Choose the easiest method: Evaluate the system of equations and choose the method that seems most straightforward. Sometimes substitution is easier, while other times elimination or matrix methods are more efficient.
Look for easy eliminations: When using the elimination method, look for variables with coefficients that are easy to make the same or opposites.
Be organized: Keep your work organized to avoid errors. Write neatly and label each step clearly.
Check your work: After finding a solution, always check it by substituting the values into the original equations.
Use technology: If you're allowed, use a calculator or computer software to solve the system. This can save time and reduce the risk of errors, especially with matrix operations.

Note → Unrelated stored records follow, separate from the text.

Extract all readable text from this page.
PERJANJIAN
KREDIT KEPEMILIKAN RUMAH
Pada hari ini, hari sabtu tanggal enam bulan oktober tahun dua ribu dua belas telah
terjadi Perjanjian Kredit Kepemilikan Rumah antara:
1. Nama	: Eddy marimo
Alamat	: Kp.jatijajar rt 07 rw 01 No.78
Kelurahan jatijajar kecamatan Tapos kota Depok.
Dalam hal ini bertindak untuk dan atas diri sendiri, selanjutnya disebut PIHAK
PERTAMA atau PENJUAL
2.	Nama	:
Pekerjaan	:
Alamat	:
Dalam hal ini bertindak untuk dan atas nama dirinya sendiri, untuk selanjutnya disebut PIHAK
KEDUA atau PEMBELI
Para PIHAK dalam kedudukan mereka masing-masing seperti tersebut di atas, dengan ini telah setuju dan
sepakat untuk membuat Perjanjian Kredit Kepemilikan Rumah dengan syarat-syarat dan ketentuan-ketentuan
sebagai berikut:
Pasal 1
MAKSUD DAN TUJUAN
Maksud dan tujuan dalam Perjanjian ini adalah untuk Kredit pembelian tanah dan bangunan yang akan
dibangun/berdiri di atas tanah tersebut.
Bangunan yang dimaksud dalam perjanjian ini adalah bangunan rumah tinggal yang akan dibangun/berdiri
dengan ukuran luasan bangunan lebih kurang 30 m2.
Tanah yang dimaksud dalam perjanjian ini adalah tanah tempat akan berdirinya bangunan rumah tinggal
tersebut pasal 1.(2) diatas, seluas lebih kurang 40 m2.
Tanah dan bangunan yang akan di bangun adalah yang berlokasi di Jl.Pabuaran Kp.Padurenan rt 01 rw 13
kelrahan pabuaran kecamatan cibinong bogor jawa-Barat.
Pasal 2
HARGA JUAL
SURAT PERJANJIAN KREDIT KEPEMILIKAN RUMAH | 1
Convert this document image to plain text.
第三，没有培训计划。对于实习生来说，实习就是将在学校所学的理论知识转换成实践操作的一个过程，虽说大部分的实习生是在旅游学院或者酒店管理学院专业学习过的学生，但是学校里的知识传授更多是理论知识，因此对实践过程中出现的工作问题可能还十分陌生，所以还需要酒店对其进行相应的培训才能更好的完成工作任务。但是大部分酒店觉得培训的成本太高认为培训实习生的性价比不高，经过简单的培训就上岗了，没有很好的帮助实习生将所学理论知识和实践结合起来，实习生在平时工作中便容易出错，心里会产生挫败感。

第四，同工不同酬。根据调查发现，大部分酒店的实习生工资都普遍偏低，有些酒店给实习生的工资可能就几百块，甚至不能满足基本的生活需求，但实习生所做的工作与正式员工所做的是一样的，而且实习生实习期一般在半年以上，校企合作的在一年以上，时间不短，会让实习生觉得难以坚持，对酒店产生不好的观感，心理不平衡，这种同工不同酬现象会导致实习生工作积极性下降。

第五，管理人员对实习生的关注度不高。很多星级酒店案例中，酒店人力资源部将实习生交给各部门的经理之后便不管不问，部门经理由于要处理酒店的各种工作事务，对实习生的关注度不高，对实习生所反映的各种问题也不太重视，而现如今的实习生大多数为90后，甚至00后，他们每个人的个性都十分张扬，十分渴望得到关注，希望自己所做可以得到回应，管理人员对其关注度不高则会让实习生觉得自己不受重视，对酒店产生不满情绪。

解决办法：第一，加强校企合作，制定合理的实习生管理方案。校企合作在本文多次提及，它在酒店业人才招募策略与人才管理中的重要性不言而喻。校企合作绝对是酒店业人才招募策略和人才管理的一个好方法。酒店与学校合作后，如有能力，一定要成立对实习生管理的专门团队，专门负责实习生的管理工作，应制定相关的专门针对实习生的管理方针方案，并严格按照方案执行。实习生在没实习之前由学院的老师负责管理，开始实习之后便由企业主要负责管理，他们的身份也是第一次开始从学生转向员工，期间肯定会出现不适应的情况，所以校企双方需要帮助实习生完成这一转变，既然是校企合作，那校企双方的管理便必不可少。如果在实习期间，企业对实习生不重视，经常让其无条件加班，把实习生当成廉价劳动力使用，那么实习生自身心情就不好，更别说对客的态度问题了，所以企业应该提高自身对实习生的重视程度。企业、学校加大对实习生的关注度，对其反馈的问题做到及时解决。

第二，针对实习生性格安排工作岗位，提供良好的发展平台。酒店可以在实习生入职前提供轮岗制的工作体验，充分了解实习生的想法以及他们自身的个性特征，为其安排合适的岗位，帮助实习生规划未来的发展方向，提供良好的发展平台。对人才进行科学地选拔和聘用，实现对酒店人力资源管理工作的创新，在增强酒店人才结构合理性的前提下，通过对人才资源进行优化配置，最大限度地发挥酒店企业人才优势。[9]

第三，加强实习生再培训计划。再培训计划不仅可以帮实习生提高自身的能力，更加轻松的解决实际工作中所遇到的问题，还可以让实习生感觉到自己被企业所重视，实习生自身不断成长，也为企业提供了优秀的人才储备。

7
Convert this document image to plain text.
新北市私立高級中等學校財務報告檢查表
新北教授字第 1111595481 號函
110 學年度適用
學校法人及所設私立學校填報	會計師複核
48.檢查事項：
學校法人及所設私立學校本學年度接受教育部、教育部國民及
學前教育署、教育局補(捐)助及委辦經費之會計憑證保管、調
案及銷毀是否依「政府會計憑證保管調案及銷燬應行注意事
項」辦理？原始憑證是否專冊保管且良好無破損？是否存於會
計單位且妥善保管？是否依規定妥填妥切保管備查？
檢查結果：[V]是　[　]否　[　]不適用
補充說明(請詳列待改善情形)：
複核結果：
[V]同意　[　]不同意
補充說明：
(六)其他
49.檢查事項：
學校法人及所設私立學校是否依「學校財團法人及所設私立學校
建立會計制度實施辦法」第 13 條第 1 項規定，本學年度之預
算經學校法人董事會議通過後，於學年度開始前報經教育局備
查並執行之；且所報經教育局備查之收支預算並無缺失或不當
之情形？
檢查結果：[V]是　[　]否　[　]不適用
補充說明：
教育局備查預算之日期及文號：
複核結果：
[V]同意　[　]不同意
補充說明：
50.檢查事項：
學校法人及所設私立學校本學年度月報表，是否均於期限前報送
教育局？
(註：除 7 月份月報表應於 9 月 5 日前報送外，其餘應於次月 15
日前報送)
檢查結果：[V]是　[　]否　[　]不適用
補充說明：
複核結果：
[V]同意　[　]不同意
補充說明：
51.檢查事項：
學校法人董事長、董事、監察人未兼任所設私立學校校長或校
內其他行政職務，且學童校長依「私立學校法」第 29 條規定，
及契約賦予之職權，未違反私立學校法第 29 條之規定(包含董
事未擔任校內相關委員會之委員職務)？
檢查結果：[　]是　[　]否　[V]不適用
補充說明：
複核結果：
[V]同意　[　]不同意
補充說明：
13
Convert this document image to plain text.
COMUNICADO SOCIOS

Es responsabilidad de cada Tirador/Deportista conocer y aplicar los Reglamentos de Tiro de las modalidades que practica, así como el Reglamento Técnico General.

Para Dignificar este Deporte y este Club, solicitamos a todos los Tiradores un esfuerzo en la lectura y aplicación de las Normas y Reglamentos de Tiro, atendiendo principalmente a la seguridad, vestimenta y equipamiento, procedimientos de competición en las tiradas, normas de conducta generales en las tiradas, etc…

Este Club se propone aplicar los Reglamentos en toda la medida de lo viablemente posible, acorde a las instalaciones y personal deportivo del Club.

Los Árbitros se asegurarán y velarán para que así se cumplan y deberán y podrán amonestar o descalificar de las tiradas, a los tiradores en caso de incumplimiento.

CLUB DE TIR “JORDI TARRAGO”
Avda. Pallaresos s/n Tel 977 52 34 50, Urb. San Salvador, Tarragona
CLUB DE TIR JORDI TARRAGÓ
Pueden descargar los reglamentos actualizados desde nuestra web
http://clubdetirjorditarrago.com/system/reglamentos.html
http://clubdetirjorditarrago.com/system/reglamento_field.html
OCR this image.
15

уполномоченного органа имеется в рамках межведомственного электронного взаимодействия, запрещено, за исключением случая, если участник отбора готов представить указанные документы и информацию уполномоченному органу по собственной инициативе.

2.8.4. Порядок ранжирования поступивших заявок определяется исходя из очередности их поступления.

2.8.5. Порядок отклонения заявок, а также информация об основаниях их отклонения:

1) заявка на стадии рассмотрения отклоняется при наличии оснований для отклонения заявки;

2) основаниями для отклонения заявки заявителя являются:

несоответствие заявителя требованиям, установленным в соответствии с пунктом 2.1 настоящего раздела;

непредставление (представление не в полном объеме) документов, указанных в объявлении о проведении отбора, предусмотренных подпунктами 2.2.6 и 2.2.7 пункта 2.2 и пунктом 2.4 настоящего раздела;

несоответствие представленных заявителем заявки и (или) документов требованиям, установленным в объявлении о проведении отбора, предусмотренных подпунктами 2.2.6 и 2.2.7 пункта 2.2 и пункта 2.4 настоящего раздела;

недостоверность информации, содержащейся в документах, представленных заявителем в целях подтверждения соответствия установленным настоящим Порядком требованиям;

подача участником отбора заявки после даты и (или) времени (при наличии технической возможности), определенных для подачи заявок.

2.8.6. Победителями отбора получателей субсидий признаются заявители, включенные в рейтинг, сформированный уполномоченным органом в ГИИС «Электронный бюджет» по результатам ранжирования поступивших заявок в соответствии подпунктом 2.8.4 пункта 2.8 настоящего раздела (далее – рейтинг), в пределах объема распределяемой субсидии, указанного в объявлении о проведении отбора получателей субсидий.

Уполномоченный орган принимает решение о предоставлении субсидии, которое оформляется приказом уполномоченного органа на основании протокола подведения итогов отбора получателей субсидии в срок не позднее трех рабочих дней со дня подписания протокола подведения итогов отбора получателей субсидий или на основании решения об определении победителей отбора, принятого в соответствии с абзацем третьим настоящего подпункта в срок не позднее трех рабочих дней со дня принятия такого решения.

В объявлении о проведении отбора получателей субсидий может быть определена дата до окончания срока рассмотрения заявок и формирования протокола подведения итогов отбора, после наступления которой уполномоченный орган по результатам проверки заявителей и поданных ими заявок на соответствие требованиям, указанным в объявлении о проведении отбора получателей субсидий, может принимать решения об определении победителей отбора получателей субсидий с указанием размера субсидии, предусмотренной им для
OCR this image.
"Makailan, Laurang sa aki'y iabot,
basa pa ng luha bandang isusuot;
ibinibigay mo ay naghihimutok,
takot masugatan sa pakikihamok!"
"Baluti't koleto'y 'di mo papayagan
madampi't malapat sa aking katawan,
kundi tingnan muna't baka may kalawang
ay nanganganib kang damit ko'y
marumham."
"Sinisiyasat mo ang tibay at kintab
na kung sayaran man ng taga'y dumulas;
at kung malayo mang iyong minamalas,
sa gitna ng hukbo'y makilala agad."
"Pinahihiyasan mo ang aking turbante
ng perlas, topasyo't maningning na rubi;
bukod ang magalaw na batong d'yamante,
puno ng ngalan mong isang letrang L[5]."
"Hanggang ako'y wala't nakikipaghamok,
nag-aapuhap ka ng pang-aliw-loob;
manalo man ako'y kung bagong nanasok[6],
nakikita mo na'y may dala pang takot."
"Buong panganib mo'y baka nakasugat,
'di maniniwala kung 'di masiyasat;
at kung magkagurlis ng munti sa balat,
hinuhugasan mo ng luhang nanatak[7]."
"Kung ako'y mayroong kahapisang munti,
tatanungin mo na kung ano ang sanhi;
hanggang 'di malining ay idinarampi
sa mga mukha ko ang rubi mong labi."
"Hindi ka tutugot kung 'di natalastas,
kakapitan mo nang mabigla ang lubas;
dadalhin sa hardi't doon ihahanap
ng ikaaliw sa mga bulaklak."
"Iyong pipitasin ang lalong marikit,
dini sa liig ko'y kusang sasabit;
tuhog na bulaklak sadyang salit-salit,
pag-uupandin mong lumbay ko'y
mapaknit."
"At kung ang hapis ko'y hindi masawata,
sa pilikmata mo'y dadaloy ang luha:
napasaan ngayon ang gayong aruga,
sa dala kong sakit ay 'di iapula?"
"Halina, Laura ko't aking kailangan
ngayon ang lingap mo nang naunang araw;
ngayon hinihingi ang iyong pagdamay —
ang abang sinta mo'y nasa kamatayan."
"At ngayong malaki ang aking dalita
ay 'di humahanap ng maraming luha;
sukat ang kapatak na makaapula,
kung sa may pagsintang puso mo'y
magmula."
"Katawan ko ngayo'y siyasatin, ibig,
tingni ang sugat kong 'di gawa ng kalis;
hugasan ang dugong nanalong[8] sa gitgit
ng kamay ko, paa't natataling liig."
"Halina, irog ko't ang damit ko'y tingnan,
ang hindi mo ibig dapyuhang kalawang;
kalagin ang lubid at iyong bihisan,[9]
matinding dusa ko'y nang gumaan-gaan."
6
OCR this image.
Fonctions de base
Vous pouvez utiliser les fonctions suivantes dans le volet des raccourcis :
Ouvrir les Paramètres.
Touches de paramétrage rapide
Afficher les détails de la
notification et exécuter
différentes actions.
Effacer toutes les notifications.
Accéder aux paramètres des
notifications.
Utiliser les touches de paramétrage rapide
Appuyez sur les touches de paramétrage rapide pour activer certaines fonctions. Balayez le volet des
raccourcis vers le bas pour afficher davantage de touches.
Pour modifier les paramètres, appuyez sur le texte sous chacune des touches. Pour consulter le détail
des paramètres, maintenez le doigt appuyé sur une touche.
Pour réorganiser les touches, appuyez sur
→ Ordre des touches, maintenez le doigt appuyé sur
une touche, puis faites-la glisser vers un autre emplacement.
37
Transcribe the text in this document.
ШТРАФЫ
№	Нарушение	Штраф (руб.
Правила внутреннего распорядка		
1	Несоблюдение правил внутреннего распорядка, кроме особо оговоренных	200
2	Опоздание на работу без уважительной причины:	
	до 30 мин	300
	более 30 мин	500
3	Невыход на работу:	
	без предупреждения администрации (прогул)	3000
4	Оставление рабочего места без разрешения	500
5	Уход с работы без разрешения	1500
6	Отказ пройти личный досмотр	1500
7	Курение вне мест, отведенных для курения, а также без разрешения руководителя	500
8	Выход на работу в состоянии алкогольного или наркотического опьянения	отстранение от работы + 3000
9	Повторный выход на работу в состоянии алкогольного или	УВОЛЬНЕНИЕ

Practice regularly: The more you practice solving systems of equations, the better you will become at it.

Conclusion

Solving systems of three variables is a fundamental skill in algebra with applications in various fields, including engineering, physics, and economics. By understanding the different methods available—substitution, elimination, and matrix methods—and practicing regularly, you can develop the proficiency needed to tackle these problems effectively. Remember to be organized, check your work, and consider using technology when appropriate. With these tools and techniques, you can confidently solve even the most challenging three-variable systems.